Education can’t keep up with our fast-moving world

  • From traditional school education to professional development and lifelong learning, governments and businesses need to prepare current and future generations for the Fourth Industrial Revolution (4IR). But it’s clear that following the traditional path of transferring skills by means of education isn’t working anymore.
  • The skills needed to work today change so fast that no education system can keep up with the constant need to reinvent how we work and live together. Most importantly, the radical changes in our society mean that young people need new kinds of skills, many of which are not even fully understood or codified for learning. Today, the new fluencies we need include emotional intelligence, intercultural sensitivity, creativity, problem formulation (rather than problem solving), economic citizenship, empathy, adaptability and resilience.
  • These are not skills that can be taught in traditional ways. Several experts even question whether these skills can be taught at all – that is, they argue that the context of formal education is not suited to making our younger generations fluent in the skills they need to master.
    • The solution lies in shifting the discourse from learning new skills to enabling the processes that create these skills.
    • We need to create ubiquitous and contextual opportunities to unlock creativity, to embed empathy, to question and challenge our own assumptions.
    • This design-led approach to education changes the narrative from education as something that is received from outside to something that is generated by experience.
  • The participants at the Annual Meeting of the New Champions 2017 will have a direct opportunity to experience first-hand how a design-led approach can change the way we think about education by visiting the 4IR Bio Lab. This participatory experience, co-curated by the World Economic Forum and Science Gallery International with support from the Wellcome Trust, explores the boundaries of synthetic biology, material sciences, and food production. It is a platform for conversations with multiple stakeholders from science, technology, industry, arts and design, and it shows how the narratives around the 4IR become instruments for education and learning.
  • For example, rather than explaining what synthetic biology is (which would be the conventional educational approach), the 4IR Bio Lab allows visitors to touch and feel a bio-printed defibrillating organ that can be implanted in the human body. This new organ is built using parts from an electric eel, and it can discharge an electric current to the heart when it recognises it going into fibrillation or cardiac arrest, returning the heart to its normal rhythm.
  • How do we feel about creating new living parts which preempt health problems?

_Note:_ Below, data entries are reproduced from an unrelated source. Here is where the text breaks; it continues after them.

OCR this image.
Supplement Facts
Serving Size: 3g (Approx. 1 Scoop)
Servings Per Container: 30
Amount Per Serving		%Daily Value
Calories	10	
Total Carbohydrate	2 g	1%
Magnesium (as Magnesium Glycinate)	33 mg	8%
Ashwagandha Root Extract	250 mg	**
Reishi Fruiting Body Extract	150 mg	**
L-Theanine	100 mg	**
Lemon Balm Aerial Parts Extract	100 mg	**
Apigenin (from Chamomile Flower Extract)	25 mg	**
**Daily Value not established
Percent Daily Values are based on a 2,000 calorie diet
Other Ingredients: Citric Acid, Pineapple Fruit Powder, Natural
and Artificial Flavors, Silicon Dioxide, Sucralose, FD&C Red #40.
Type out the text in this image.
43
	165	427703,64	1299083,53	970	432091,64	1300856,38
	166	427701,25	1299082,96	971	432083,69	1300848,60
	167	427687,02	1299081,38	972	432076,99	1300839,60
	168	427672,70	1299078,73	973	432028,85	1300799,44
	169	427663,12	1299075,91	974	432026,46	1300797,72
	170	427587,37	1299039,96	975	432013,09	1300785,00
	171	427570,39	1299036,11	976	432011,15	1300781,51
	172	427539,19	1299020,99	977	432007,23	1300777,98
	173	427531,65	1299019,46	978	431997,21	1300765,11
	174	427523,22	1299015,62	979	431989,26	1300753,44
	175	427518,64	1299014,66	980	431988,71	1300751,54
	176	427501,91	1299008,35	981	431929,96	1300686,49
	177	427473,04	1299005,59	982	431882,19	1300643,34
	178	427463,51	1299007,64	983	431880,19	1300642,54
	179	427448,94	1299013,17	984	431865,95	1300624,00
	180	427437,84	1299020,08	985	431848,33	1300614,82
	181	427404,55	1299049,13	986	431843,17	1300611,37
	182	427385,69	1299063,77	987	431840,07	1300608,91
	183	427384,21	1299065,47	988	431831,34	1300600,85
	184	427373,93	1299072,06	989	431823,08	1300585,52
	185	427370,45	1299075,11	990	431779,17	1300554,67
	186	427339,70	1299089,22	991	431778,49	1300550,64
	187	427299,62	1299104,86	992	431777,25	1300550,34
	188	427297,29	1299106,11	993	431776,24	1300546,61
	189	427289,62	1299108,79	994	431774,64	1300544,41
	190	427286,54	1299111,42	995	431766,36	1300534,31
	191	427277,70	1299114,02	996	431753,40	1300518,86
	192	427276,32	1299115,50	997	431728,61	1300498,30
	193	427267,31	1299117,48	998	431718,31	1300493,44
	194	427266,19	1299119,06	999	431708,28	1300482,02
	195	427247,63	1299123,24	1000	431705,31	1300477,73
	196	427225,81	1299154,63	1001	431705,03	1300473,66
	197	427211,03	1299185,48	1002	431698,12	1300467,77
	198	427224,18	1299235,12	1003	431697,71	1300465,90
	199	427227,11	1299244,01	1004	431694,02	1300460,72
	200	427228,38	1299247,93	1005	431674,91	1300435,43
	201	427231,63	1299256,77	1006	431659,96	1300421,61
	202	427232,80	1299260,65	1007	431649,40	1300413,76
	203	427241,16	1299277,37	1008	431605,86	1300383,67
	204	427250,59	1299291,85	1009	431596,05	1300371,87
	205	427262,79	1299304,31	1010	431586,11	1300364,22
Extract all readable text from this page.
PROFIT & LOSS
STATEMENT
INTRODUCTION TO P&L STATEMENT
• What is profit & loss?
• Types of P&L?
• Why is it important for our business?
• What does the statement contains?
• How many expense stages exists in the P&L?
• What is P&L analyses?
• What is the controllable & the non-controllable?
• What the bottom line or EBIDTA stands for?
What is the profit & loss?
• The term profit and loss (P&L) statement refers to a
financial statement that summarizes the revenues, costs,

Why do these fictional organs feel so real, even though we know they’re not, to the point of making us almost uncomfortable when we look at them? These works trigger a gentle cognitive dissonance that make us reflect on what health means, on how we co-exist with other species, and on our ethical boundaries. All this happens through conversations with other people, confronting ourselves with other cultures, other societies, other economies.
  • These conversations are the tools with which we can become more comfortable with the other and the different. The projects in the 4IR Bio Lab are statements which evoke social and political consequences. Through the lens of art we are able to abstract, fantasise and then return to reality in a process that shapes our understanding of the future and its consequences for our present. It is the future we want to design that shapes the present in which we live.
  • Another project in the 4IR Bio Lab is the mycotecture brick wall, a structure made of living fungi which looks, feels and behaves like conventional bricks. How sustainable is a system where building materials are completely organic, where entire homes, offices and cities can be built using fungi that recycle any waste we produce? Isn’t this taking us into a new spiral of consumption – albeit biodegradable? We don’t know the answer to these questions – but we know that these are the questions to think about. And we want our new generations to think about these questions and to be ready to answer them the moment we have the technology to actually implement the transformative shifts we are envisioning today.